Ci ha messo tanto, ma veramente tanto, Jimmy Ragazzon a mettere alla luce il suo primo “figlio musicale”. Un’attesa che ha visto passare oltre trent’anni di carriera pressoché tutta dedicata ai Mandolin’ Brothers, la band da lui fondata assieme all’amico Paolo Canevari, che ha amato e coccolato (e continuerà a farlo) fino ad oggi. Ma questo SongBag è qualcosa di diverso. È solo suo, di Jimmy. E c’è tutto il sentimento, tutta la sua vita e tutta la consapevolezza che per lui un’esistenza senza musica non avrebbe potuto aver senso. Il disco, un progetto acustico dove ad aiutarlo sono accorsi diversi illustri amici, ha un suono tanto americano che si stenta a credere possa essere creato da un italiano, eppure è così e se n’è accorta anche la critica specializzata. Successivamente alla presentazione dell’album sulla stampa locale il primo segnale arriva, quasi a sorpresa, dall’Inghilterra dove Classic Rock UK ha premiato il video di “Evening Rain” come il migliore della settimana, posizionandolo davanti persino ai Rolling Stones. Poi l’uscita dell’album, grazie all’ottimo lavoro dell’etichetta Ultra Sound, vede tutte le riviste specializzate (online e cartacee) decretare il giusto merito a questo prodotto di “Pure American Music” che lascerà il segno. Fabio Cerbone attraverso il bellissimo blog “Roots Highway” è il primo seguito da Bruno Conti di Disco Club, entrambi a spendere – da veri appassionati – bellissime parole per Jimmy e il suo SongBag. Passa pochissimo e anche Gianni Zuretti dalle pagine di Mescalina arriva a lodare il disco, seguito da Maurizio Galli de L’Isola della Musica Italiana, Alessandro Nobis di Diapason Blog, Maurizio Garatti di Magazzini Inesistenti, Stefano Tognoni de Il Popolo del Bluese, intanto, parte il primo tour di Jimmy e i suoi The Rebels.

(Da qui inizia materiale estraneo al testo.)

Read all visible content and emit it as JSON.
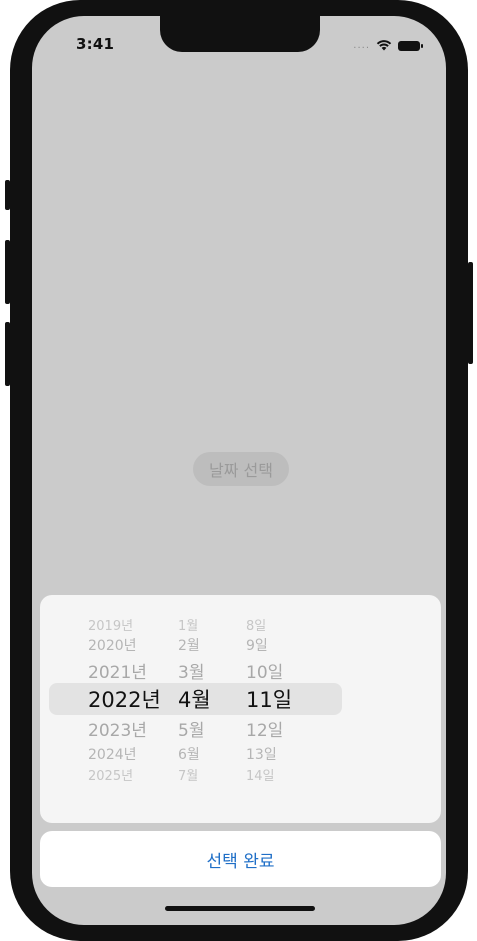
{
  "status_bar": {
    "time": "3:41",
    "signal": "....",
    "icons": [
      "wifi-icon",
      "battery-icon"
    ]
  },
  "main": {
    "button_label": "날짜 선택"
  },
  "picker": {
    "selected": {
      "year": "2022년",
      "month": "4월",
      "day": "11일"
    },
    "rows": [
      {
        "year": "2019년",
        "month": "1월",
        "day": "8일"
      },
      {
        "year": "2020년",
        "month": "2월",
        "day": "9일"
      },
      {
        "year": "2021년",
        "month": "3월",
        "day": "10일"
      },
      {
        "year": "2022년",
        "month": "4월",
        "day": "11일"
      },
      {
        "year": "2023년",
        "month": "5월",
        "day": "12일"
      },
      {
        "year": "2024년",
        "month": "6월",
        "day": "13일"
      },
      {
        "year": "2025년",
        "month": "7월",
        "day": "14일"
      }
    ]
  },
  "done": {
    "label": "선택 완료"
  },
  "colors": {
    "screen_background": "#cbcbcb",
    "sheet_background": "#f5f5f5",
    "accent": "#1f6fc7",
    "selection_band": "#e3e3e3"
  }
}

Con l’inizio del mese escono anche le riviste e subito il Buscadero, a firma Andrea Trevaini, e Il Blues con Luca Zaninello arrivano ad esaltare ulteriormente questo disco che, a questo punto, possiamo definirlo uno dei più importanti a livello nazionale per questo interessante 2016.

In attesa delle prossime uscite e dei prossimi concerti una bella soddisfazione per Jimmy Ragazzon e le sue storie raccontate col giusto piglio e con tutta l’anima che esce dalla valigia di ricordi e storie, fedele compagna di questo Dylan tutto italiano.